Brisingr

  • Oaths sworn . . . loyalties tested . . . forces collide.

    It's been only months since Eragon first uttered "brisingr," the ancient language term for fire. Since then, he's not only learned to create magic with words-he's been challenged to his very core. Following the colossal battle against the Empire's warriors on the Burning Plains, Eragon and his dragon, Saphira, have narrowly escaped with their lives. Still, there is more adventure at hand for the Rider and his dragon, as Eragon finds himself bound by a tangle of promises he may not be able to keep.

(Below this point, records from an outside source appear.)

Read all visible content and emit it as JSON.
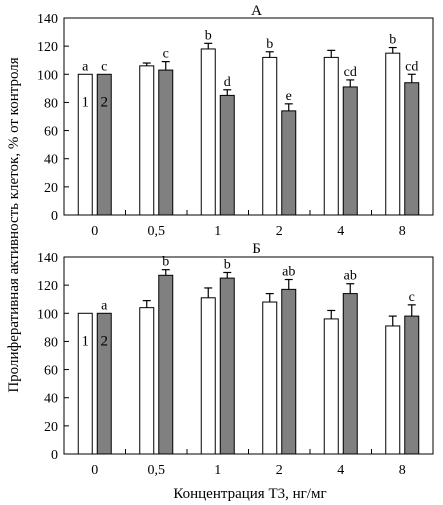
{
  "figure": {
    "ylabel": "Пролиферативная активность клеток, % от контроля",
    "xlabel": "Концентрация Т3, нг/мг"
  },
  "chart_data": [
    {
      "type": "bar",
      "title": "А",
      "categories": [
        "0",
        "0,5",
        "1",
        "2",
        "4",
        "8"
      ],
      "ylim": [
        0,
        140
      ],
      "yticks": [
        0,
        20,
        40,
        60,
        80,
        100,
        120,
        140
      ],
      "grid": false,
      "series": [
        {
          "name": "1",
          "color": "#ffffff",
          "values": [
            100,
            106,
            118,
            112,
            112,
            115
          ],
          "errors": [
            0,
            2,
            4,
            4,
            5,
            4
          ],
          "letters": [
            "a",
            "",
            "b",
            "b",
            "",
            "b"
          ]
        },
        {
          "name": "2",
          "color": "#808080",
          "values": [
            100,
            103,
            85,
            74,
            91,
            94
          ],
          "errors": [
            0,
            6,
            4,
            5,
            5,
            6
          ],
          "letters": [
            "c",
            "c",
            "d",
            "e",
            "cd",
            "cd"
          ]
        }
      ]
    },
    {
      "type": "bar",
      "title": "Б",
      "categories": [
        "0",
        "0,5",
        "1",
        "2",
        "4",
        "8"
      ],
      "ylim": [
        0,
        140
      ],
      "yticks": [
        0,
        20,
        40,
        60,
        80,
        100,
        120,
        140
      ],
      "grid": false,
      "series": [
        {
          "name": "1",
          "color": "#ffffff",
          "values": [
            100,
            104,
            111,
            108,
            96,
            91
          ],
          "errors": [
            0,
            5,
            7,
            6,
            6,
            7
          ],
          "letters": [
            "",
            "",
            "",
            "",
            "",
            ""
          ]
        },
        {
          "name": "2",
          "color": "#808080",
          "values": [
            100,
            127,
            125,
            117,
            114,
            98
          ],
          "errors": [
            0,
            4,
            4,
            7,
            7,
            8
          ],
          "letters": [
            "a",
            "b",
            "b",
            "ab",
            "ab",
            "c"
          ]
        }
      ]
    }
  ]
}
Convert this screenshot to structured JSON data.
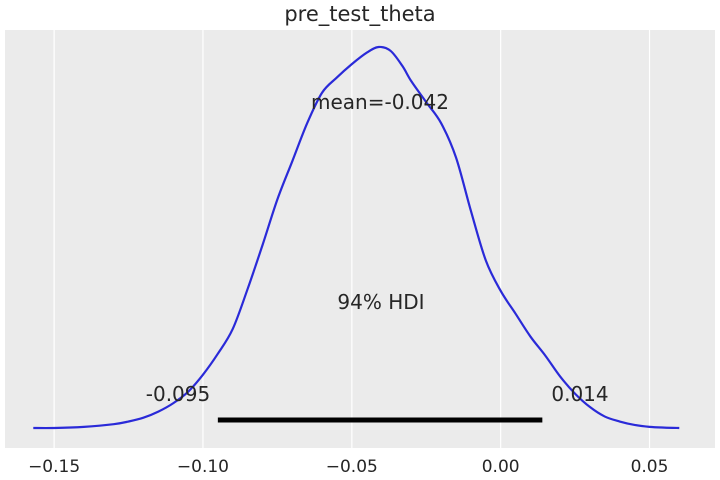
{
  "chart_data": {
    "type": "area",
    "title": "pre_test_theta",
    "xlabel": "",
    "ylabel": "",
    "xlim": [
      -0.1665,
      0.072
    ],
    "x_ticks": [
      -0.15,
      -0.1,
      -0.05,
      0.0,
      0.05
    ],
    "x_tick_labels": [
      "−0.15",
      "−0.10",
      "−0.05",
      "0.00",
      "0.05"
    ],
    "grid": "vertical",
    "colors": {
      "background": "#ebebeb",
      "grid": "#ffffff",
      "line": "#2a2ad8",
      "hdi": "#000000"
    },
    "series": [
      {
        "x": [
          -0.157,
          -0.15,
          -0.14,
          -0.13,
          -0.125,
          -0.12,
          -0.115,
          -0.11,
          -0.105,
          -0.1,
          -0.095,
          -0.09,
          -0.085,
          -0.08,
          -0.075,
          -0.07,
          -0.065,
          -0.06,
          -0.055,
          -0.05,
          -0.045,
          -0.041,
          -0.037,
          -0.033,
          -0.03,
          -0.025,
          -0.02,
          -0.015,
          -0.01,
          -0.005,
          0.0,
          0.005,
          0.01,
          0.015,
          0.02,
          0.025,
          0.03,
          0.035,
          0.04,
          0.045,
          0.05,
          0.055,
          0.06
        ],
        "y": [
          0.0,
          0.0,
          0.003,
          0.01,
          0.017,
          0.027,
          0.043,
          0.065,
          0.095,
          0.14,
          0.195,
          0.26,
          0.365,
          0.48,
          0.6,
          0.7,
          0.8,
          0.88,
          0.92,
          0.955,
          0.985,
          1.0,
          0.99,
          0.95,
          0.91,
          0.855,
          0.8,
          0.71,
          0.57,
          0.44,
          0.36,
          0.3,
          0.24,
          0.19,
          0.135,
          0.09,
          0.055,
          0.03,
          0.017,
          0.008,
          0.003,
          0.001,
          0.0
        ]
      }
    ],
    "mean_label": "mean=-0.042",
    "hdi": {
      "label": "94% HDI",
      "low": -0.095,
      "high": 0.014,
      "low_label": "-0.095",
      "high_label": "0.014"
    }
  }
}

    First is Eragon's oath to his cousin, Roran: to help rescue Roran's beloved from King Galbatorix's clutches. But Eragon owes his loyalty to others, too. The Varden are in desperate need of his talents and strength-as are the elves and dwarves. When unrest claims the rebels and danger strikes from every corner, Eragon must make choices-choices that will take him across the Empire and beyond, choices that may lead to unimagined sacrifice.

    Eragon is the greatest hope to rid the land of tyranny. Can this once simple farm boy unite the rebel forces and defeat the king?

  • Brisingr (The Inheritance Cycle #3)

    By Christopher Paolini

    Paperback: 800 pages

    Age Range: 12 and up

    Grade Level: 7 and up

  • The much-anticipated third book in Paolini's Inheritance Cycle continues to rely heavily on classic fantasy tropes. The novel launches with magician and Dragon Rider Eragon, his cousin Roran and the dragon Saphira on a quest to rescue Roran's betrothed. The cousins soon split up, and Roran undergoes his own series of heroic tests, culminating in a well-choreographed and intense fight against an Urgal (a ram-human hybrid). Eragon, at the same time, encounters treacherous dwarves, undergoes even more training with the elf Oromis and gains a magical sword suitable for a Dragon Rider. The silly revelations about Eragon's background in the previous book, Eldest, are given a new spin near the end, but the change is neither unexpected nor interesting. Predictably, the book concludes with even more character deaths and another battle, but those expecting a resolution will have to wait until the next novel. The cliched journey may appeal to younger readers of genre fiction. Older teens, even those who might have first cut their teeth on Paolini's writing years ago, are less likely to be impressed. Ages 12-up.